8. Teotitlán del Valle Community Cultural Center
Oaxaca, Mexico
The village of Teotitlán del Valle has long been known for its textile production and for its archeological site with artifacts predating the arrival of the Spanish. To showcase the village’s heritage, the municipality asked Mexico City–based Productora to design a cultural center. Founded in 2006 by Abel Perles, Carlos Bedoya, Victor Jaime, and Wonne Ickx, Productora gave the facility a distinctive contemporary form that, in its height, color, and materials, blends in with the surrounding context.
Completed in 2017, the three-story museum and two-story library occupy less than 20 percent of the site, allowing for a large open public plaza with gardens and strong linkages to other plazas and the center of the village. The museum and library both have double-slab sloping roofs, thick concrete walls, and strategically placed openings to facilitate passive cooling, eliminating the need for air conditioning despite the tropical climate. Local materials used include timber, tinted concrete, clay tiles, and bricks.
9. Vestre Fjord Park
Aalborg, Denmark
The municipality of Aalborg wanted to replace a dilapidated outdoor swimming pool along the Limfjord, a shallow strait in northern Denmark, as part of an effort to attract more visitors to the waterfront by adding recreational options. Copenhagen-based architecture firm Adept, established in Denmark in 2006 by Anders Lonka, Martin Laursen, and Martin Krogh, collaborated with landscape architecture firm GHB, also of Copenhagen, to transform the site into Vestre Fjord Park. The team blended landscape and the built environment with a multifunctional wooden structure that serves as a framework for a variety of water-related activities.

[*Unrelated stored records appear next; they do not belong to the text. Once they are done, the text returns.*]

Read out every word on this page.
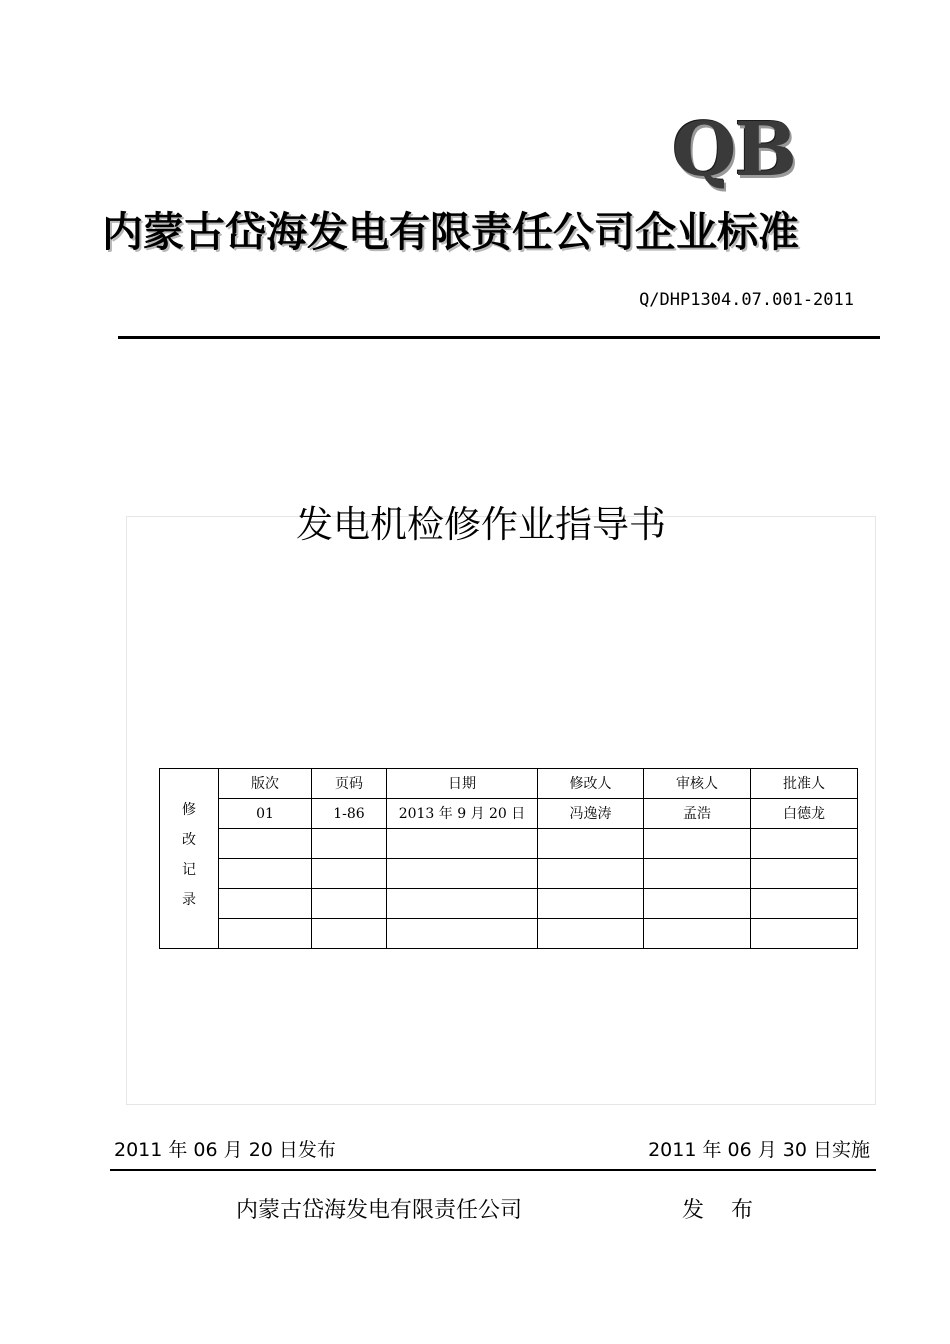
QB
内蒙古岱海发电有限责任公司企业标准
Q/DHP1304.07.001-2011
发电机检修作业指导书
修
改
记
录	版次	页码	日期	修改人	审核人	批准人
	01	1-86	2013 年 9 月 20 日	冯逸涛	孟浩	白德龙

2011 年 06 月 20 日发布	2011 年 06 月 30 日实施
内蒙古岱海发电有限责任公司	发 布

An undulating wooden roof covers five structures housing club facilities for local sports groups, a café, a sauna, restrooms, changing rooms, and a lifeguard’s office. The surface of the roof incorporates tiered seating, children’s play areas, viewing platforms, and meadows. Use of wood for both the buildings and the promenade along the waterfront helps the facility blend into the natural surroundings. The park includes a new, larger open-air swimming pool, a sandy beach, a diving platform, and a docking area for kayaks. The park was completed in 2017.
10. Wangari Maathai Center
Paris, France
Many buildings in Paris’s Saint-Blaise neighborhood, one of Europe’s densest areas, are similar in form and have few windows at ground level, deadening the public realm. As part of redevelopment efforts, the municipality held a design competition to give the neighborhood a one-story-high community recreation facility inside a ring of tall buildings dating from the 1970s and 1980s. Founded by Stéphanie Bru and Alexandre Theriot in 2007, local architecture firm Bruther won the competition with a high-transparency design that instead stacks program elements on four levels—three above ground—to maintain a compact footprint, freeing up much-needed public space for the neighborhood.
The first and second floors are glazed on all four sides, allowing sight lines through the building and revealing the activity within. The double-height first-floor accommodates neighborhood gatherings and events and links to adjacent sports fields. The top floor, which contains space for circus arts, dance, and fitness training, receives daylight from a vaulted polycarbonate roof. Completed in 2014, the building has a slightly curved form, contrasting with the rectilinearity of its neighbors.